Xavier Bellavista, principal at Mercer

However, Bellavista highlighted the existence of a high dispersion of returns between funds: “This dispersion – which is also relevant in the long term, over 10 and 15 years – means that some pension funds are not achieving their minimum desired objectives, i.e. beating inflation over the mid to long term.”

He continued: “We expect the historical dispersion in long-term returns among corporate pension funds in Spain will further widen. This dispersion is very clear between funds with more diversified and global investment strategies, and those with more local, i.e. European, strategies.”
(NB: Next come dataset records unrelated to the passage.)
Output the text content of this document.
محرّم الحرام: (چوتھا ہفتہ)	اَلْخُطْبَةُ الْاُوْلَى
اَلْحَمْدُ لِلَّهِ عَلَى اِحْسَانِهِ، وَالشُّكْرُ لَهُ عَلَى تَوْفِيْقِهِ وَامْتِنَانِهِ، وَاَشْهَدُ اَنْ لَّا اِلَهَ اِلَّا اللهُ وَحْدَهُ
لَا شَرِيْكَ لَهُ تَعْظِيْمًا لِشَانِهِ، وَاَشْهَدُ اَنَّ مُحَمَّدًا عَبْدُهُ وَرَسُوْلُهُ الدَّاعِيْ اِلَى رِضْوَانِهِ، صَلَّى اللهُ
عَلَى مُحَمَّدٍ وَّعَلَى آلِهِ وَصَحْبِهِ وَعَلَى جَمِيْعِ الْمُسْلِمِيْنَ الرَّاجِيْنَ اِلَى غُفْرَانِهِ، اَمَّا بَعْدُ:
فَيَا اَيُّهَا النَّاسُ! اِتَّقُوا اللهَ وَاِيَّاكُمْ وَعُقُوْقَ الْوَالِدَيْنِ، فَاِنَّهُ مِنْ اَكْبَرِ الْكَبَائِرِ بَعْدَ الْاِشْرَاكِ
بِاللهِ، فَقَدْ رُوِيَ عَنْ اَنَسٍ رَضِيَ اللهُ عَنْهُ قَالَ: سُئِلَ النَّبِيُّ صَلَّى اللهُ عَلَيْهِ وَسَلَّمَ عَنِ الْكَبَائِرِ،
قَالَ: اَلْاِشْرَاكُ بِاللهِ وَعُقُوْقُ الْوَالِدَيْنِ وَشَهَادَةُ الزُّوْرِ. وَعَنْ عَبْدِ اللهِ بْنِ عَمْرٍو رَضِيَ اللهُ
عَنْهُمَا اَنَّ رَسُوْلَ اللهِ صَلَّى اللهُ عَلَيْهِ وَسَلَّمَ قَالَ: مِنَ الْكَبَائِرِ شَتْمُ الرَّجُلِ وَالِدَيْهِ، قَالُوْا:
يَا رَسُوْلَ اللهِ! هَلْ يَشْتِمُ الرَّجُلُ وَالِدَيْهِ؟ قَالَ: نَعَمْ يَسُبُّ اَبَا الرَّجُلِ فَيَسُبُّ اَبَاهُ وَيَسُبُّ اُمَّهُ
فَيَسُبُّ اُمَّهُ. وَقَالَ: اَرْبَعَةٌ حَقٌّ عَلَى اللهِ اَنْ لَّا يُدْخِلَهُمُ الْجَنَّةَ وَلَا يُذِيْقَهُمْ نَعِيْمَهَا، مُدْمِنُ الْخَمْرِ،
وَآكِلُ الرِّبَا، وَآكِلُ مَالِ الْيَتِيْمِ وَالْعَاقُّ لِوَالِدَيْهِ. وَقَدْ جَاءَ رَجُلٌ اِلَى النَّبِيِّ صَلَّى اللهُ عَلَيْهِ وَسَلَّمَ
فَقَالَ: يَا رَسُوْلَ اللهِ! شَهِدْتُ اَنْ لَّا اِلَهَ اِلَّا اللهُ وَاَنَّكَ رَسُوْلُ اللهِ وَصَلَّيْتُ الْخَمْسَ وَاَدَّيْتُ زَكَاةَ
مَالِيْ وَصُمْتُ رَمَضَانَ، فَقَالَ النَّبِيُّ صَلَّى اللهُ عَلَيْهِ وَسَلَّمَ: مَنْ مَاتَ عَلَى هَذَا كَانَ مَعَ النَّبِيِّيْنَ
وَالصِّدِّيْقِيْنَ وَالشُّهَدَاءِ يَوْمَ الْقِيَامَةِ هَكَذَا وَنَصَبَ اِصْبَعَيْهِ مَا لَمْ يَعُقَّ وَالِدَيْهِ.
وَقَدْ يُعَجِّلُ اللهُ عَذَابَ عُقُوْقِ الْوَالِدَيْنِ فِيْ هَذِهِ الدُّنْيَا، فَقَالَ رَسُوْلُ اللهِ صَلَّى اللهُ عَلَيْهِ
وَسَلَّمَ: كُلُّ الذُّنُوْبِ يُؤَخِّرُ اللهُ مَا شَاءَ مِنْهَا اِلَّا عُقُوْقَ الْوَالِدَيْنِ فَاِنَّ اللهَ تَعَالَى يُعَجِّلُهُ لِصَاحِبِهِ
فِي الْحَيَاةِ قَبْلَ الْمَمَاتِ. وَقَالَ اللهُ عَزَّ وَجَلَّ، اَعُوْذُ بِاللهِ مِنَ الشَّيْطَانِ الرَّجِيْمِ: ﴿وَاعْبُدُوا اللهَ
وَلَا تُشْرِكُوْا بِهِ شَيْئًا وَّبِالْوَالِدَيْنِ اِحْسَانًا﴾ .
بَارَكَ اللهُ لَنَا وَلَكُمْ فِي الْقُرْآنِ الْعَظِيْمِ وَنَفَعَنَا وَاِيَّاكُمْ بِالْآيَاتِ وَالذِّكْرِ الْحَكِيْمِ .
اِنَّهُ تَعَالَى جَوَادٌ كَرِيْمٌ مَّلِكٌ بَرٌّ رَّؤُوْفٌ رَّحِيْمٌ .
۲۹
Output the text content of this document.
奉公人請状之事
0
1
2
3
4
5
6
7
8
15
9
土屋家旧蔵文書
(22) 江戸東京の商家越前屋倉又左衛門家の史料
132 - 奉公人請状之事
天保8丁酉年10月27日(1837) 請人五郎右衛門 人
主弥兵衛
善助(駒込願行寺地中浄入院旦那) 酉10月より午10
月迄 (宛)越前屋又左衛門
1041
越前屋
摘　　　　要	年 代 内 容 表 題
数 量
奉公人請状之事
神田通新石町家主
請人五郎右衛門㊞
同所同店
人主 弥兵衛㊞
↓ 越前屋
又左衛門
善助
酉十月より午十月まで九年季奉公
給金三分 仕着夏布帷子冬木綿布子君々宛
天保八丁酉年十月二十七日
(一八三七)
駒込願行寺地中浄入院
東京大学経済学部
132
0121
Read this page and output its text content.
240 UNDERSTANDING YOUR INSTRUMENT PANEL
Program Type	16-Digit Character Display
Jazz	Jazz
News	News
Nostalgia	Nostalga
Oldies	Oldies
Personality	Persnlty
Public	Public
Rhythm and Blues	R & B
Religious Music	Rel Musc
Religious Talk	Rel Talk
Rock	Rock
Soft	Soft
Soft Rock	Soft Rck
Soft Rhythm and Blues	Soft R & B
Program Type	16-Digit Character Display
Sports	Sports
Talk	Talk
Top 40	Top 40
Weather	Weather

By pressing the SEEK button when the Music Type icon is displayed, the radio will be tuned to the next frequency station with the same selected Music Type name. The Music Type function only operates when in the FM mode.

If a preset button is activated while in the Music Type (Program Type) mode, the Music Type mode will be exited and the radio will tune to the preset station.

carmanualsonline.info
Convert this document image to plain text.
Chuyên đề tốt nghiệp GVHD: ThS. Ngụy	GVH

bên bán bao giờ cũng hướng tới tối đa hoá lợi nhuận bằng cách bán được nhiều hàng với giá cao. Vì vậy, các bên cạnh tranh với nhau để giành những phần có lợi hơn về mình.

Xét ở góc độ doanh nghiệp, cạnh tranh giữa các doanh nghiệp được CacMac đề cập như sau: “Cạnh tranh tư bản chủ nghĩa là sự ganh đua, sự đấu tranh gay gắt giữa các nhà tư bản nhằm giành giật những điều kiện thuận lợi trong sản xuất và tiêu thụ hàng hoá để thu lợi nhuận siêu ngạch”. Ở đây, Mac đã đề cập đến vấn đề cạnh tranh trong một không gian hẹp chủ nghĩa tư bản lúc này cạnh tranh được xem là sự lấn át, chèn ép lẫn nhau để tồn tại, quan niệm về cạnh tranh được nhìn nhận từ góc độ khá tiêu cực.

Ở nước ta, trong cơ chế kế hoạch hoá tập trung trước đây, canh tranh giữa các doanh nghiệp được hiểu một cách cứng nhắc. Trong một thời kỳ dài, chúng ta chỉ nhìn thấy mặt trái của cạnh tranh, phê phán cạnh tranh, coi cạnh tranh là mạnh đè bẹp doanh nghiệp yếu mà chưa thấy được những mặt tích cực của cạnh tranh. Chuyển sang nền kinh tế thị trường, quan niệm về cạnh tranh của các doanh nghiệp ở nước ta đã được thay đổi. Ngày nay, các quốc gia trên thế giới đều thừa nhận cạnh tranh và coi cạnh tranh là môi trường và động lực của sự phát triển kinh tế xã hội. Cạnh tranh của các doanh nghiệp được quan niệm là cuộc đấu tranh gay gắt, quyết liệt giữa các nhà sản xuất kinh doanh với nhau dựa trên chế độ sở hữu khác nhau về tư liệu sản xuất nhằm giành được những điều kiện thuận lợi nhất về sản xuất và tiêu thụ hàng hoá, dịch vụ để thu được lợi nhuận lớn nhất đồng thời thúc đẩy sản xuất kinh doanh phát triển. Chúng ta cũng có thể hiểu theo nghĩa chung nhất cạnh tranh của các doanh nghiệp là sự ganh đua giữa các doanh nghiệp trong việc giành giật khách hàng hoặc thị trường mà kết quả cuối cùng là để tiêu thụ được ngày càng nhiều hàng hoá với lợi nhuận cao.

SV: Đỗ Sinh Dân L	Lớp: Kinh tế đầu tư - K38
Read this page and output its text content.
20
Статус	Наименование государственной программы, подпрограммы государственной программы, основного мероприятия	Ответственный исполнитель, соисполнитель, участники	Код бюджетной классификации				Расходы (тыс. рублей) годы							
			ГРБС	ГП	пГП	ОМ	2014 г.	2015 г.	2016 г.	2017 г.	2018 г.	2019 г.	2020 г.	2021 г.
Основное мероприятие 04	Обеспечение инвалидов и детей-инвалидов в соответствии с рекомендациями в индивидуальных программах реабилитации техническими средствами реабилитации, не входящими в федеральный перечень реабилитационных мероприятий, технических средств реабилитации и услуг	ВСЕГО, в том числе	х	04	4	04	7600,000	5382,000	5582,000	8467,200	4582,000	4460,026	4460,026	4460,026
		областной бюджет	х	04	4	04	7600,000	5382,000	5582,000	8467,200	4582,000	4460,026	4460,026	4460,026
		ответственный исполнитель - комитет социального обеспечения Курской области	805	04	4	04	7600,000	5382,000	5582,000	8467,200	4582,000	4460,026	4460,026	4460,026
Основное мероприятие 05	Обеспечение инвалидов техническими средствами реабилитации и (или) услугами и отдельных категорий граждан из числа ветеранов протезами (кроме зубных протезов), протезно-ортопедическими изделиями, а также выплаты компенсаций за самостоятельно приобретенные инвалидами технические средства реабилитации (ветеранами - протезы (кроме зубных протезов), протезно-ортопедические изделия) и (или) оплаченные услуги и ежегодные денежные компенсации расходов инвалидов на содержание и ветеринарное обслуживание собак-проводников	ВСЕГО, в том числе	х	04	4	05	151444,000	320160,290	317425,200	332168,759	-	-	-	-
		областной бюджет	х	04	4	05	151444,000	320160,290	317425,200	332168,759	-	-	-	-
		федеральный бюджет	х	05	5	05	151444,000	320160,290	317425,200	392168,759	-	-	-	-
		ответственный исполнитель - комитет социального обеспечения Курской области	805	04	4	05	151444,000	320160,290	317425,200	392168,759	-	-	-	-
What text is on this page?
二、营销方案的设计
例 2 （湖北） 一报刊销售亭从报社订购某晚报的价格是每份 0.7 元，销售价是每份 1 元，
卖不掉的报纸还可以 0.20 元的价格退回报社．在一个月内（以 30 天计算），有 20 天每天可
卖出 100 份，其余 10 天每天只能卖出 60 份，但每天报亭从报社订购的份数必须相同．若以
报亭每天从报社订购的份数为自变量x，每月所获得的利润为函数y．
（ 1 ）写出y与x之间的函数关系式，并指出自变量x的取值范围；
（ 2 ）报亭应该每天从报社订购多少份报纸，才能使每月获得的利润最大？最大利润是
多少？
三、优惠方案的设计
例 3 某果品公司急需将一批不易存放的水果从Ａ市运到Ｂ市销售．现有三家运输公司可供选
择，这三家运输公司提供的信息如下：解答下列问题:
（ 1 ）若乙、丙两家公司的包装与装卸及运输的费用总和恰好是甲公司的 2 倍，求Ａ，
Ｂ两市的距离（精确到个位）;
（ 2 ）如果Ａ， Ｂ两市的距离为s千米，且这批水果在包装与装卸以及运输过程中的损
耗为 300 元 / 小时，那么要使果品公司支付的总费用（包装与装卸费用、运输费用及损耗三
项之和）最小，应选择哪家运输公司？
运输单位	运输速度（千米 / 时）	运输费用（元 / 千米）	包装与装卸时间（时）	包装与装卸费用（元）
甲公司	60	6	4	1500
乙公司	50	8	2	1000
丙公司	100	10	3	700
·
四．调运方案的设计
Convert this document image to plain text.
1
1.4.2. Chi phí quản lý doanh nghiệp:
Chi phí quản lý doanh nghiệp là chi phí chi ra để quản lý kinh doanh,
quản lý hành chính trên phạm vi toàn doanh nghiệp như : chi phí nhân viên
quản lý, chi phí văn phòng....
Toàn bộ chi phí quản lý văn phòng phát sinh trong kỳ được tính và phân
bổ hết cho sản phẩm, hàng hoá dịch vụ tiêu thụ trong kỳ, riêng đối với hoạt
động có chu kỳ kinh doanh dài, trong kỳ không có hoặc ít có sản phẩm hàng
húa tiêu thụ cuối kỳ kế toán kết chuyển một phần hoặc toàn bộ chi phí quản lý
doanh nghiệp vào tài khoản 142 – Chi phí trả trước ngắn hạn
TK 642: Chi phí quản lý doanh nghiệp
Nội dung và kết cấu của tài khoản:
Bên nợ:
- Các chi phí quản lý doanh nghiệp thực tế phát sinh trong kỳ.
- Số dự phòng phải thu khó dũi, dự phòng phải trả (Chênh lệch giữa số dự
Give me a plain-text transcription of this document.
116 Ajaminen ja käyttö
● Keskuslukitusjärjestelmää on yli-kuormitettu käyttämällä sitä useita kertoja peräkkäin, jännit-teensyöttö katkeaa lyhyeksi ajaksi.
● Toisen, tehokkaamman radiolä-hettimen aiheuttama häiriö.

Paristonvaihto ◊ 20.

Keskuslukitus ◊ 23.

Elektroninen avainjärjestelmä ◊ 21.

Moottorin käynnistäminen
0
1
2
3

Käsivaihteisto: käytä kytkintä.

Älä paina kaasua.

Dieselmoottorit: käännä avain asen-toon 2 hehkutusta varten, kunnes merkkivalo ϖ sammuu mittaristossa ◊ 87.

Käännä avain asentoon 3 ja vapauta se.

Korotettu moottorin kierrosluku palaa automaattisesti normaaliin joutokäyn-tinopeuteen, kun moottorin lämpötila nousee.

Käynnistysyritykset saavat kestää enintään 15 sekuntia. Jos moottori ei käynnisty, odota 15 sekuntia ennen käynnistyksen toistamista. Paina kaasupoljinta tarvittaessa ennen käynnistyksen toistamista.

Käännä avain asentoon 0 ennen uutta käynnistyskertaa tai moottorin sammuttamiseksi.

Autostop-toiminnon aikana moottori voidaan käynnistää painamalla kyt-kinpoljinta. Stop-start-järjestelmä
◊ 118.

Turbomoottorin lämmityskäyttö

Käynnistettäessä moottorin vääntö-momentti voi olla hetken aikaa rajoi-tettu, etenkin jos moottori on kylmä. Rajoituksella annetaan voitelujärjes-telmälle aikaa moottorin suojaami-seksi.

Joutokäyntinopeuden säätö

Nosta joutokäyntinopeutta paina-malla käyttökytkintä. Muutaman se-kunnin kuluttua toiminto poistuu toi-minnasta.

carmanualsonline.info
According to Bellavista, as of mid-March 2020, the parameters favouring diversified and global strategies are again performing better: better equity performance for non-eurozone assets – especially emerging markets – better fixed income performance, better returns for alternative portfolios, and the dollar acting as a safe haven.

Meanwhile, according to Inverco, non-domestic equities continued to be the largest asset class for pension funds as a whole, with a slight increase in allocation to 23.2% of assets over the fourth quarter. The equity allocation remained stable at 36.4% of assets.

Fixed income overall fell over the fourth quarter, to 45.3% of portfolios. While Spanish government bonds continued to decline in terms of importance they still formed 20% of assets.

A further 14.8% was in Spanish corporate bonds, with 10.5% in non-domestic fixed income.

Inverco said that, at the end of December, total assets under management for the Spanish occupational pensions sector stood at €35.7bn, an increase of 5.6% over the past year.

The number of participants in the occupational system fell slightly over the same period, to just under 2 million.